In a recent development, 7-Eleven is set to close over 400 stores across North America, according to multiple media reports. The decision comes as the company, owned by Japan’s Seven & I Holdings, faces declining sales and reduced foot traffic.
KTLA5 noted that in their latest revenue report, Seven & I Holdings confirmed the closure of 444 locations in North America. The company cited several contributing factors for this decision, including sluggish sales, a drop in customer visits, and pressures from inflation. Additionally, a decline in tobacco sales has led to the shuttering of some stores.
As it stands, Seven & I Holdings has not disclosed the specific addresses of the stores slated for closure.
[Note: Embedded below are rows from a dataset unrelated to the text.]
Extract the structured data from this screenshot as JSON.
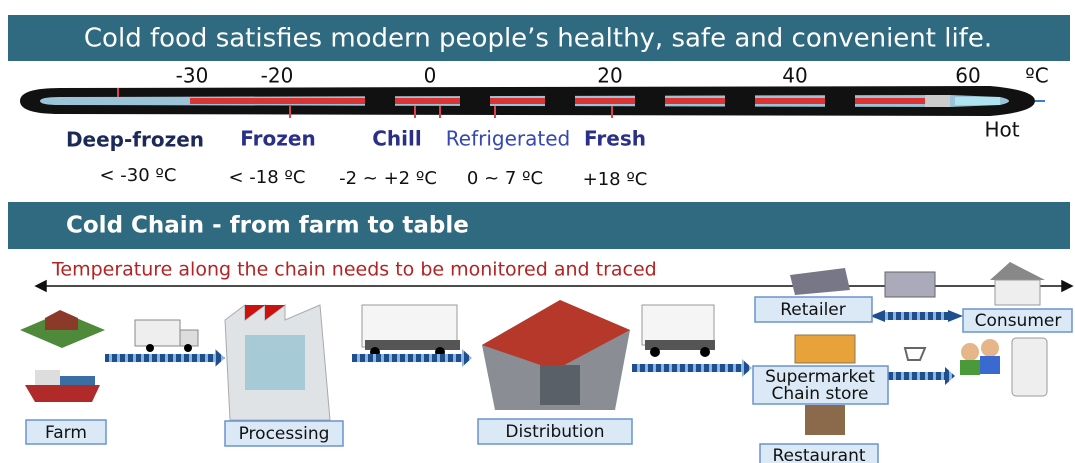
{
  "title": "Cold food satisfies modern people’s healthy, safe and convenient life.",
  "scale": {
    "ticks": [
      -30,
      -20,
      0,
      20,
      40,
      60
    ],
    "unit": "ºC"
  },
  "zones": [
    {
      "name": "Deep-frozen",
      "range": "< -30 ºC"
    },
    {
      "name": "Frozen",
      "range": "< -18 ºC"
    },
    {
      "name": "Chill",
      "range": "-2 ~ +2 ºC"
    },
    {
      "name": "Refrigerated",
      "range": "0 ~ 7 ºC"
    },
    {
      "name": "Fresh",
      "range": "+18 ºC"
    },
    {
      "name": "Hot"
    }
  ],
  "chain": {
    "title": "Cold Chain  - from farm to  table",
    "note": "Temperature along the chain needs to be monitored and traced",
    "stages": [
      "Farm",
      "Processing",
      "Distribution",
      "Retailer",
      "Consumer",
      "Supermarket",
      "Chain store",
      "Restaurant"
    ]
  }
}
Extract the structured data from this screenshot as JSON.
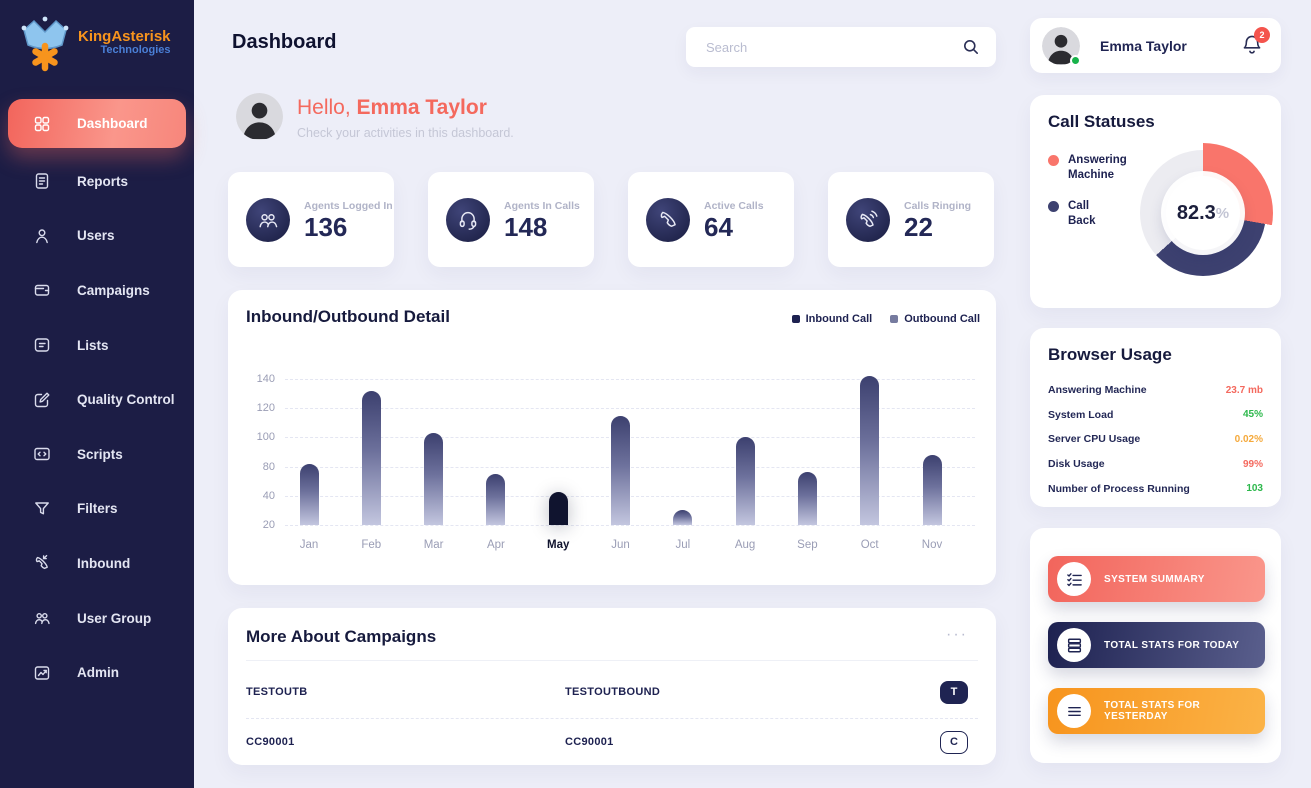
{
  "brand": {
    "line1": "KingAsterisk",
    "line2": "Technologies"
  },
  "sidebar": {
    "items": [
      {
        "label": "Dashboard",
        "icon": "grid",
        "active": true
      },
      {
        "label": "Reports",
        "icon": "report",
        "active": false
      },
      {
        "label": "Users",
        "icon": "user",
        "active": false
      },
      {
        "label": "Campaigns",
        "icon": "wallet",
        "active": false
      },
      {
        "label": "Lists",
        "icon": "list",
        "active": false
      },
      {
        "label": "Quality Control",
        "icon": "edit",
        "active": false
      },
      {
        "label": "Scripts",
        "icon": "code",
        "active": false
      },
      {
        "label": "Filters",
        "icon": "filter",
        "active": false
      },
      {
        "label": "Inbound",
        "icon": "phone-in",
        "active": false
      },
      {
        "label": "User Group",
        "icon": "group",
        "active": false
      },
      {
        "label": "Admin",
        "icon": "chart",
        "active": false
      }
    ]
  },
  "header": {
    "title": "Dashboard",
    "search_placeholder": "Search",
    "user_name": "Emma Taylor",
    "notification_count": "2"
  },
  "greeting": {
    "hello": "Hello,",
    "name": "Emma Taylor",
    "subtitle": "Check your activities in this dashboard."
  },
  "stats": [
    {
      "label": "Agents Logged In",
      "value": "136",
      "icon": "group"
    },
    {
      "label": "Agents In Calls",
      "value": "148",
      "icon": "headset"
    },
    {
      "label": "Active Calls",
      "value": "64",
      "icon": "phone"
    },
    {
      "label": "Calls Ringing",
      "value": "22",
      "icon": "phone-ring"
    }
  ],
  "chart_data": {
    "type": "bar",
    "title": "Inbound/Outbound Detail",
    "legend": [
      {
        "label": "Inbound Call",
        "color": "#1d2150"
      },
      {
        "label": "Outbound Call",
        "color": "#767b9f"
      }
    ],
    "categories": [
      "Jan",
      "Feb",
      "Mar",
      "Apr",
      "May",
      "Jun",
      "Jul",
      "Aug",
      "Sep",
      "Oct",
      "Nov"
    ],
    "values": [
      82,
      132,
      103,
      70,
      45,
      115,
      30,
      100,
      72,
      142,
      88
    ],
    "highlighted_category": "May",
    "y_ticks": [
      140,
      120,
      100,
      80,
      40,
      20
    ],
    "grid": true,
    "xlabel": "",
    "ylabel": ""
  },
  "call_statuses": {
    "title": "Call Statuses",
    "center_value": "82.3",
    "center_unit": "%",
    "legend": [
      {
        "label": "Answering Machine",
        "color": "#f9756b"
      },
      {
        "label": "Call Back",
        "color": "#3d4170"
      }
    ],
    "segments": [
      {
        "name": "Answering Machine",
        "from_deg": 0,
        "to_deg": 100,
        "color": "#f9756b"
      },
      {
        "name": "Call Back",
        "from_deg": 100,
        "to_deg": 228,
        "color": "#3d4170"
      }
    ],
    "track_color": "#ececf1"
  },
  "browser_usage": {
    "title": "Browser Usage",
    "rows": [
      {
        "label": "Answering Machine",
        "value": "23.7 mb",
        "color": "#f4695e"
      },
      {
        "label": "System Load",
        "value": "45%",
        "color": "#2db84c"
      },
      {
        "label": "Server CPU Usage",
        "value": "0.02%",
        "color": "#f5a93b"
      },
      {
        "label": "Disk Usage",
        "value": "99%",
        "color": "#f4695e"
      },
      {
        "label": "Number of Process Running",
        "value": "103",
        "color": "#2db84c"
      }
    ]
  },
  "action_buttons": [
    {
      "label": "SYSTEM SUMMARY",
      "icon": "checklist",
      "gradient": [
        "#f2655c",
        "#fa968b"
      ]
    },
    {
      "label": "TOTAL STATS FOR TODAY",
      "icon": "server",
      "gradient": [
        "#1d2150",
        "#5a5f8d"
      ]
    },
    {
      "label": "TOTAL STATS FOR YESTERDAY",
      "icon": "menu",
      "gradient": [
        "#f7941d",
        "#fbb347"
      ]
    }
  ],
  "campaigns": {
    "title": "More About Campaigns",
    "menu": "···",
    "rows": [
      {
        "col1": "TESTOUTB",
        "col2": "TESTOUTBOUND",
        "badge": "T",
        "badge_style": "filled"
      },
      {
        "col1": "CC90001",
        "col2": "CC90001",
        "badge": "C",
        "badge_style": "outline"
      }
    ]
  }
}
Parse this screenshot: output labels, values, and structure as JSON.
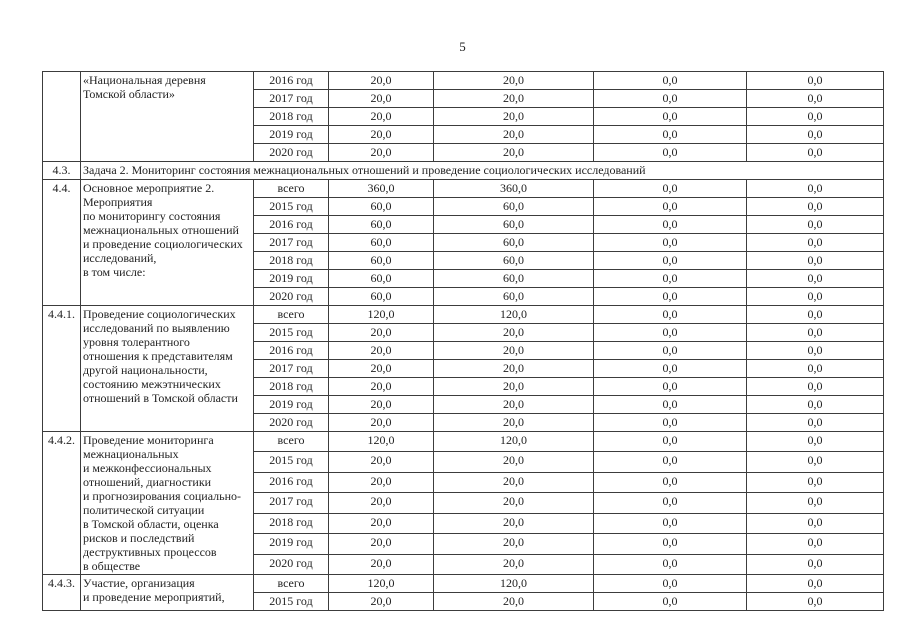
{
  "page": {
    "number": "5"
  },
  "colors": {
    "page_background": "#ffffff",
    "text": "#222222",
    "table_border": "#3c3c3c"
  },
  "table": {
    "groups": [
      {
        "kind": "data",
        "num": "",
        "description": "«Национальная деревня\nТомской области»",
        "rows": [
          {
            "period": "2016 год",
            "values": [
              "20,0",
              "20,0",
              "0,0",
              "0,0"
            ]
          },
          {
            "period": "2017 год",
            "values": [
              "20,0",
              "20,0",
              "0,0",
              "0,0"
            ]
          },
          {
            "period": "2018 год",
            "values": [
              "20,0",
              "20,0",
              "0,0",
              "0,0"
            ]
          },
          {
            "period": "2019 год",
            "values": [
              "20,0",
              "20,0",
              "0,0",
              "0,0"
            ]
          },
          {
            "period": "2020 год",
            "values": [
              "20,0",
              "20,0",
              "0,0",
              "0,0"
            ]
          }
        ]
      },
      {
        "kind": "section",
        "num": "4.3.",
        "text": "Задача 2. Мониторинг состояния межнациональных отношений и проведение социологических исследований"
      },
      {
        "kind": "data",
        "num": "4.4.",
        "description": "Основное мероприятие 2.\nМероприятия\nпо мониторингу состояния\nмежнациональных отношений\nи проведение социологических\nисследований,\nв том числе:",
        "rows": [
          {
            "period": "всего",
            "values": [
              "360,0",
              "360,0",
              "0,0",
              "0,0"
            ]
          },
          {
            "period": "2015 год",
            "values": [
              "60,0",
              "60,0",
              "0,0",
              "0,0"
            ]
          },
          {
            "period": "2016 год",
            "values": [
              "60,0",
              "60,0",
              "0,0",
              "0,0"
            ]
          },
          {
            "period": "2017 год",
            "values": [
              "60,0",
              "60,0",
              "0,0",
              "0,0"
            ]
          },
          {
            "period": "2018 год",
            "values": [
              "60,0",
              "60,0",
              "0,0",
              "0,0"
            ]
          },
          {
            "period": "2019 год",
            "values": [
              "60,0",
              "60,0",
              "0,0",
              "0,0"
            ]
          },
          {
            "period": "2020 год",
            "values": [
              "60,0",
              "60,0",
              "0,0",
              "0,0"
            ]
          }
        ]
      },
      {
        "kind": "data",
        "num": "4.4.1.",
        "description": "Проведение социологических\nисследований по выявлению\nуровня толерантного\nотношения к представителям\nдругой национальности,\nсостоянию межэтнических\nотношений в Томской области",
        "rows": [
          {
            "period": "всего",
            "values": [
              "120,0",
              "120,0",
              "0,0",
              "0,0"
            ]
          },
          {
            "period": "2015 год",
            "values": [
              "20,0",
              "20,0",
              "0,0",
              "0,0"
            ]
          },
          {
            "period": "2016 год",
            "values": [
              "20,0",
              "20,0",
              "0,0",
              "0,0"
            ]
          },
          {
            "period": "2017 год",
            "values": [
              "20,0",
              "20,0",
              "0,0",
              "0,0"
            ]
          },
          {
            "period": "2018 год",
            "values": [
              "20,0",
              "20,0",
              "0,0",
              "0,0"
            ]
          },
          {
            "period": "2019 год",
            "values": [
              "20,0",
              "20,0",
              "0,0",
              "0,0"
            ]
          },
          {
            "period": "2020 год",
            "values": [
              "20,0",
              "20,0",
              "0,0",
              "0,0"
            ]
          }
        ]
      },
      {
        "kind": "data",
        "num": "4.4.2.",
        "description": "Проведение мониторинга\nмежнациональных\nи межконфессиональных\nотношений, диагностики\nи прогнозирования социально-\nполитической ситуации\nв Томской области, оценка\nрисков и последствий\nдеструктивных процессов\nв обществе",
        "rows": [
          {
            "period": "всего",
            "values": [
              "120,0",
              "120,0",
              "0,0",
              "0,0"
            ]
          },
          {
            "period": "2015 год",
            "values": [
              "20,0",
              "20,0",
              "0,0",
              "0,0"
            ]
          },
          {
            "period": "2016 год",
            "values": [
              "20,0",
              "20,0",
              "0,0",
              "0,0"
            ]
          },
          {
            "period": "2017 год",
            "values": [
              "20,0",
              "20,0",
              "0,0",
              "0,0"
            ]
          },
          {
            "period": "2018 год",
            "values": [
              "20,0",
              "20,0",
              "0,0",
              "0,0"
            ]
          },
          {
            "period": "2019 год",
            "values": [
              "20,0",
              "20,0",
              "0,0",
              "0,0"
            ]
          },
          {
            "period": "2020 год",
            "values": [
              "20,0",
              "20,0",
              "0,0",
              "0,0"
            ]
          }
        ]
      },
      {
        "kind": "data",
        "num": "4.4.3.",
        "description": "Участие, организация\nи проведение мероприятий,",
        "rows": [
          {
            "period": "всего",
            "values": [
              "120,0",
              "120,0",
              "0,0",
              "0,0"
            ]
          },
          {
            "period": "2015 год",
            "values": [
              "20,0",
              "20,0",
              "0,0",
              "0,0"
            ]
          }
        ]
      }
    ]
  }
}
Notably, the North American market boasts around 13,000 7-Eleven stores, meaning the closures will represent only about 3% of the total.
According to FOX Business, the convenience store chain has seen a decline in customer traffic for the past six months, with a reported drop of 7.3% in August alone.
In their revenue report, Seven & I Holdings stated, “Despite persistent inflation, high interest rates, and a challenging employment market, overall sales in the North American market remain relatively strong, thanks to a higher-income demographic.” However, the report noted that middle- and lower-income households are adopting more conservative spending habits in the current inflationary environment.
Tobacco has historically been one of 7-Eleven’s top-selling product categories, but since 2019, sales have plummeted by 26%.
Looking ahead, 7-Eleven plans to pivot its focus towards food, which is currently its strongest selling category. Seven & I Holdings expressed its vision to transform 7-Eleven into a “food-centric global retailer,” leveraging retail growth and technological innovation to become a leading player in the global retail industry.
This past July, 7-Eleven announced the introduction of internationally popular food items in its U.S. stores, including milk, bread, egg sandwiches, and miso ramen.